Doesn't the guy that posted the original question have any sample
texts? I got the idea that he had but does not know the language(s)...
Jim
On 21/03/12 23:22, James Kosin wrote:
Jorn,
If there isn't anything for Korean, I could put something together.
Only problem would be getting free text.
I can start looking if needed.
James
On 3/21/2012 2:38 PM, Jörn Kottmann wrote:
Here is a paper which describes Chinese sentence segmentation:
www.aclweb.org/anthology/P/P11/P11-2111.pdf
There they say that commas can be an end-of-sentence marker as well,
but they are ambiguous.
So we would need to add it as an eos char and
we should create a new feature generator.
Are there any free training data sets which could be used?
Jörn
On 03/21/2012 03:34 PM, Joern Kottmann wrote:
Wikipedia says: "Languages like Japanese and Chinese have unambiguous
sentence-ending markers."
In this case we might be able to write a rule based sentence detector
for these languages?
Jörn
On Wed, Mar 21, 2012 at 3:18 PM, [email protected]

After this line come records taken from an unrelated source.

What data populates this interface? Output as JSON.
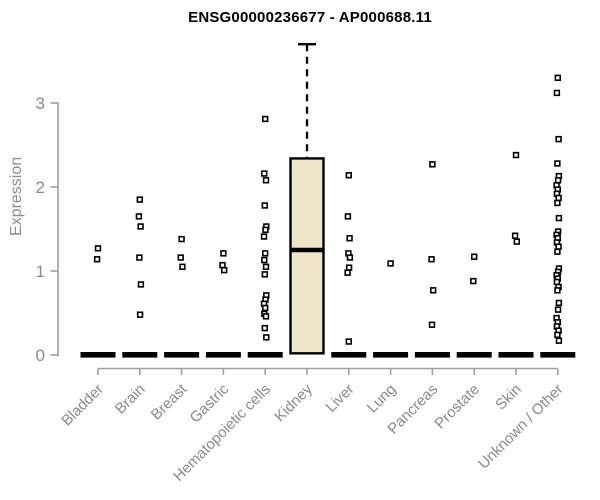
{
  "title": "ENSG00000236677 - AP000688.11",
  "chart_data": {
    "type": "boxplot",
    "title": "ENSG00000236677 - AP000688.11",
    "xlabel": "",
    "ylabel": "Expression",
    "ylim": [
      0,
      3.8
    ],
    "yticks": [
      0,
      1,
      2,
      3
    ],
    "grid": false,
    "legend": false,
    "point_marker": "open-square",
    "categories": [
      "Bladder",
      "Brain",
      "Breast",
      "Gastric",
      "Hematopoietic cells",
      "Kidney",
      "Liver",
      "Lung",
      "Pancreas",
      "Prostate",
      "Skin",
      "Unknown / Other"
    ],
    "series": [
      {
        "category": "Bladder",
        "zero_bar": true,
        "points": [
          1.27,
          1.14
        ]
      },
      {
        "category": "Brain",
        "zero_bar": true,
        "points": [
          1.85,
          1.65,
          1.53,
          1.16,
          0.84,
          0.48
        ]
      },
      {
        "category": "Breast",
        "zero_bar": true,
        "points": [
          1.38,
          1.16,
          1.05
        ]
      },
      {
        "category": "Gastric",
        "zero_bar": true,
        "points": [
          1.21,
          1.07,
          1.01
        ]
      },
      {
        "category": "Hematopoietic cells",
        "zero_bar": true,
        "points": [
          2.81,
          2.16,
          2.08,
          1.78,
          1.53,
          1.49,
          1.41,
          1.21,
          1.13,
          1.05,
          0.96,
          0.71,
          0.66,
          0.61,
          0.56,
          0.49,
          0.46,
          0.32,
          0.21
        ]
      },
      {
        "category": "Kidney",
        "zero_bar": false,
        "points": [],
        "box": {
          "q1": 0.02,
          "median": 1.25,
          "q3": 2.34,
          "whisker_high": 3.7
        }
      },
      {
        "category": "Liver",
        "zero_bar": true,
        "points": [
          2.14,
          1.65,
          1.39,
          1.21,
          1.16,
          1.04,
          0.98,
          0.16
        ]
      },
      {
        "category": "Lung",
        "zero_bar": true,
        "points": [
          1.09
        ]
      },
      {
        "category": "Pancreas",
        "zero_bar": true,
        "points": [
          2.27,
          1.14,
          0.77,
          0.36
        ]
      },
      {
        "category": "Prostate",
        "zero_bar": true,
        "points": [
          1.17,
          0.88
        ]
      },
      {
        "category": "Skin",
        "zero_bar": true,
        "points": [
          2.38,
          1.42,
          1.35
        ]
      },
      {
        "category": "Unknown / Other",
        "zero_bar": true,
        "points": [
          3.3,
          3.12,
          2.57,
          2.28,
          2.13,
          2.08,
          2.02,
          1.97,
          1.92,
          1.87,
          1.81,
          1.63,
          1.47,
          1.43,
          1.39,
          1.34,
          1.29,
          1.23,
          1.03,
          0.99,
          0.95,
          0.91,
          0.87,
          0.81,
          0.77,
          0.62,
          0.54,
          0.44,
          0.39,
          0.34,
          0.29,
          0.24,
          0.17
        ]
      }
    ],
    "colors": {
      "box_fill": "#ece5c7",
      "box_stroke": "#000000",
      "median": "#000000",
      "point_fill": "#ffffff",
      "point_stroke": "#000000",
      "zero_bar": "#000000",
      "axis": "#a0a0a0",
      "tick_label": "#8a8a8a",
      "title": "#000000"
    }
  }
}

<mailto:[email protected]> <[email protected]
<mailto:[email protected]>> wrote:
Hi
There is a Thai model for sentence detector. I don't know who
created it,
but someone from the list knows and can point to some article
about it.
What I can say is that OpenNLP had to be customized to work with
Thai,
including the EOS Characters that are ' ' and '\n'
http://svn.apache.org/viewvc/opennlp/trunk/opennlp-tools/src/main/java/opennlp/tools/sentdetect/lang/th/SentenceContextGenerator.java?view=markup
William
On Wed, Mar 21, 2012 at 8:05 AM, Jim - FooBar();
<[email protected]<mailto:[email protected]>>wrote:
> Basically you need to know the punctuation signs indicating end of
> sentence or find someone who does...then use regex to split the
sentences
> at those signs! it's not gonna be perfect - you may have to pass
it once or
> twice with your own eyes to make sure everything is ok before
training.
> everything depends on the language and how ambiguous punctuation
it has.
>
>
> Jim
>
> On 20/03/12 18:38, Jairo Sarabia wrote:
>
>> Hi all,
>>
>> I see there aren't Sentence Detect Models for Asian languages
in openNLP
>> repository and I need these ones.
>> I've to train Sentence Detect Models for Chinese, Japanese and
Korean
>> languages, but I don't know these languages.
>> How coud I get the data train files for these languages?
>>
>> Thanks in advance!,
>>
>> Jairo Sarabia
>>
>>
>